In a column for the Brookings Institution, Brad Hershbein of the W.E. Upjohn Institute for Employment Research lays out some surprising results on the lifetime earnings of U.S. workers from different family backgrounds. Specifically, he and his colleagues looked at the lifetime earnings measured by the Panel Study of Income Dynamics for workers who grew up in families with incomes above and below 185 percent of the federal poverty level (about $45,000 for a family of four in 2016).
Unsurprisingly, workers with college degrees earn more than workers with just high school degrees, regardless of family background. College grads from families with incomes below 185 percent of the poverty line make more than than high school grads from the same income background, and the same for those from families well above the poverty threshold. But the boost from a college degree varies by background.
College grads from lower-income backgrounds (specifically families with incomes below the 185 percent threshold) earn 91 percent more over the course of their career than high school grads from the same background. But college grads coming from families that were well above poverty (or families earning above the 185 percent threshold) make 162 percent more than high school grads from the same background. So the return on a college degree is significantly higher for a student who grew up far away from poverty.
In other words, if you were to interpret these results as the causal effect of a college degree, a college degree boosts the earnings of students from low-income backgrounds, but college grads from higher-income backgrounds pull away from them as they get a larger boost. Incomes for both groups go up, but inequality rises.

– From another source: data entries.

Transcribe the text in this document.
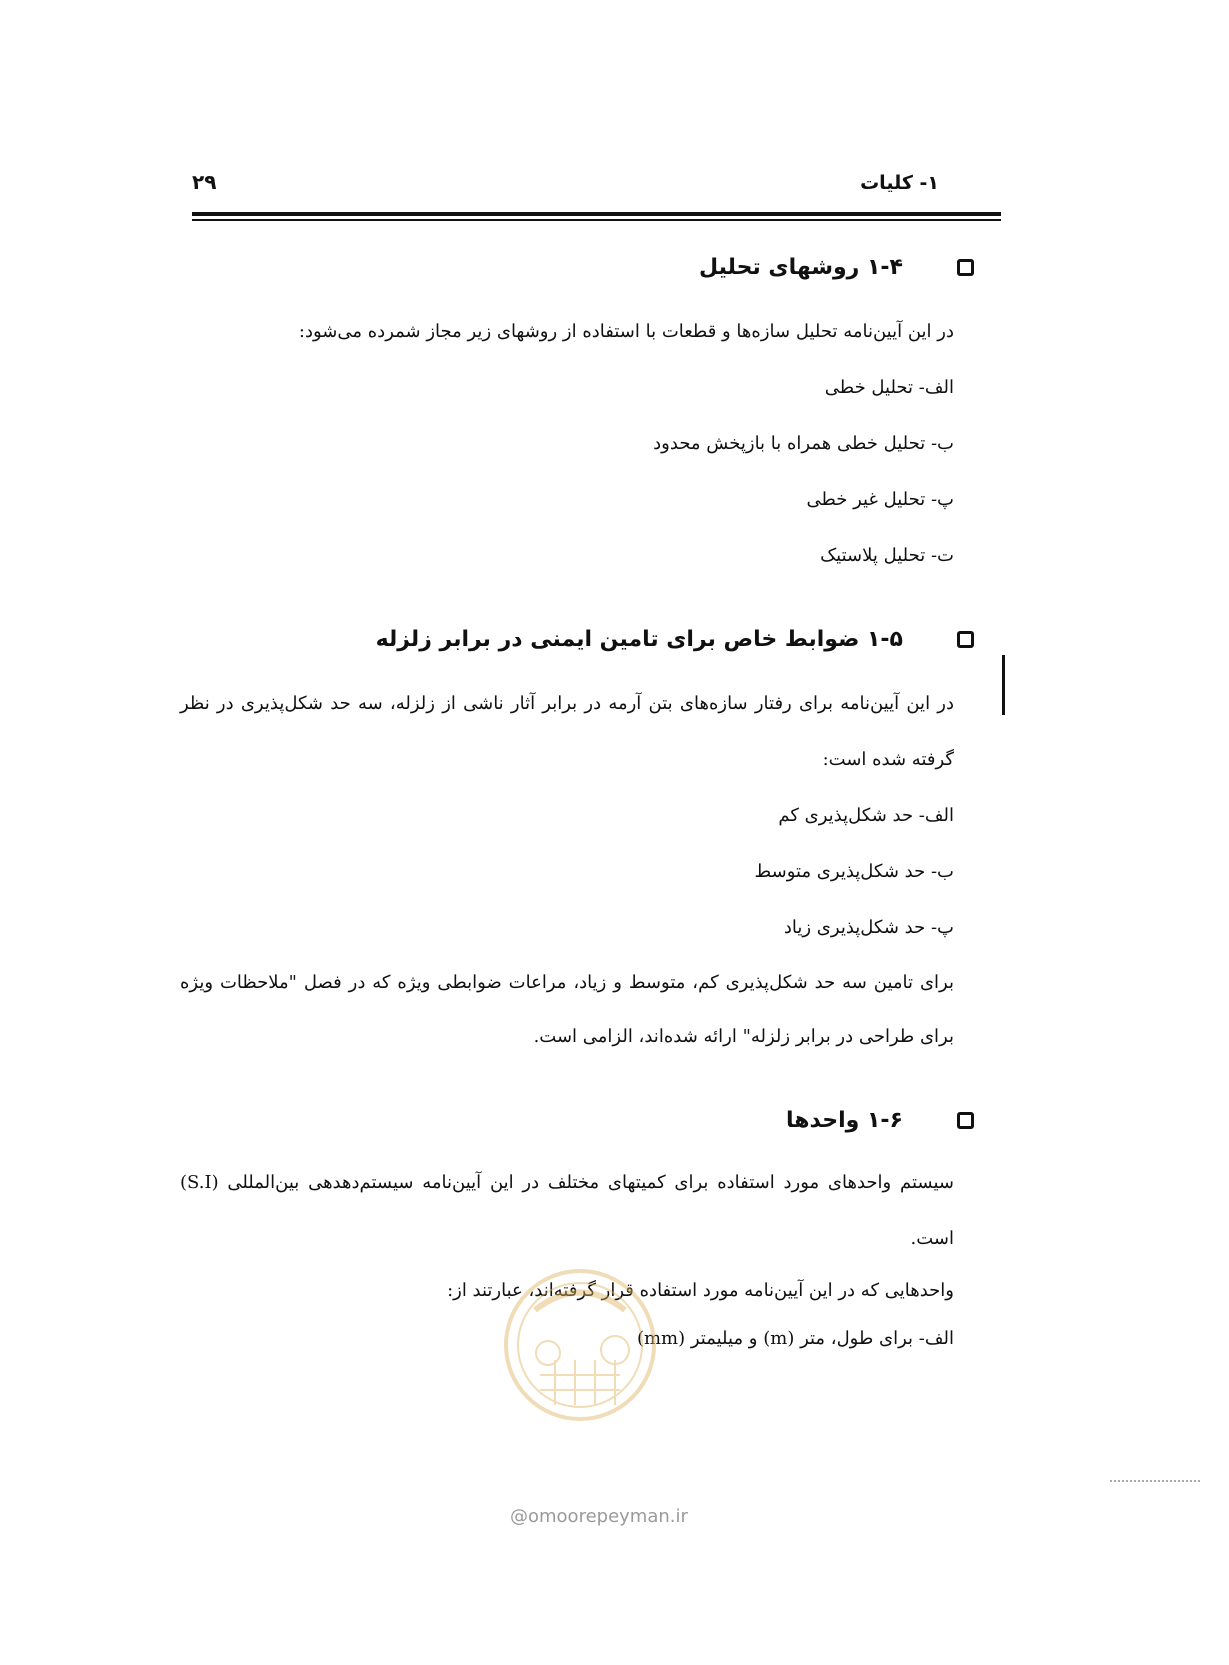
۱- کلیات
۲۹
۱-۴ روشهای تحلیل

در این آیین‌نامه تحلیل سازه‌ها و قطعات با استفاده از روشهای زیر مجاز شمرده می‌شود:

الف- تحلیل خطی

ب- تحلیل خطی همراه با بازپخش محدود

پ- تحلیل غیر خطی

ت- تحلیل پلاستیک

۱-۵ ضوابط خاص برای تامین ایمنی در برابر زلزله

در این آیین‌نامه برای رفتار سازه‌های بتن آرمه در برابر آثار ناشی از زلزله، سه حد شکل‌پذیری در نظر گرفته شده است:

الف- حد شکل‌پذیری کم

ب- حد شکل‌پذیری متوسط

پ- حد شکل‌پذیری زیاد

برای تامین سه حد شکل‌پذیری کم، متوسط و زیاد، مراعات ضوابطی ویژه که در فصل "ملاحظات ویژه برای طراحی در برابر زلزله" ارائه شده‌اند، الزامی است.

۱-۶ واحدها

سیستم واحدهای مورد استفاده برای کمیتهای مختلف در این آیین‌نامه سیستم‌دهدهی بین‌المللی (S.I) است.

واحدهایی که در این آیین‌نامه مورد استفاده قرار گرفته‌اند، عبارتند از:

الف- برای طول، متر (m) و میلیمتر (mm)

@omoorepeyman.ir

Hershbein notes that he and his colleagues are now trying to dig into the reasons for this differential rate of return on college and making sure the trend holds up in other data sources. If the trend does hold up, understanding the causes will be incredibly important. If we want higher education to be a growth-enhancing and equalizing policy tool, we have to understand how to make sure that students from low-income backgrounds get the same—or perhaps even greater—rate of return.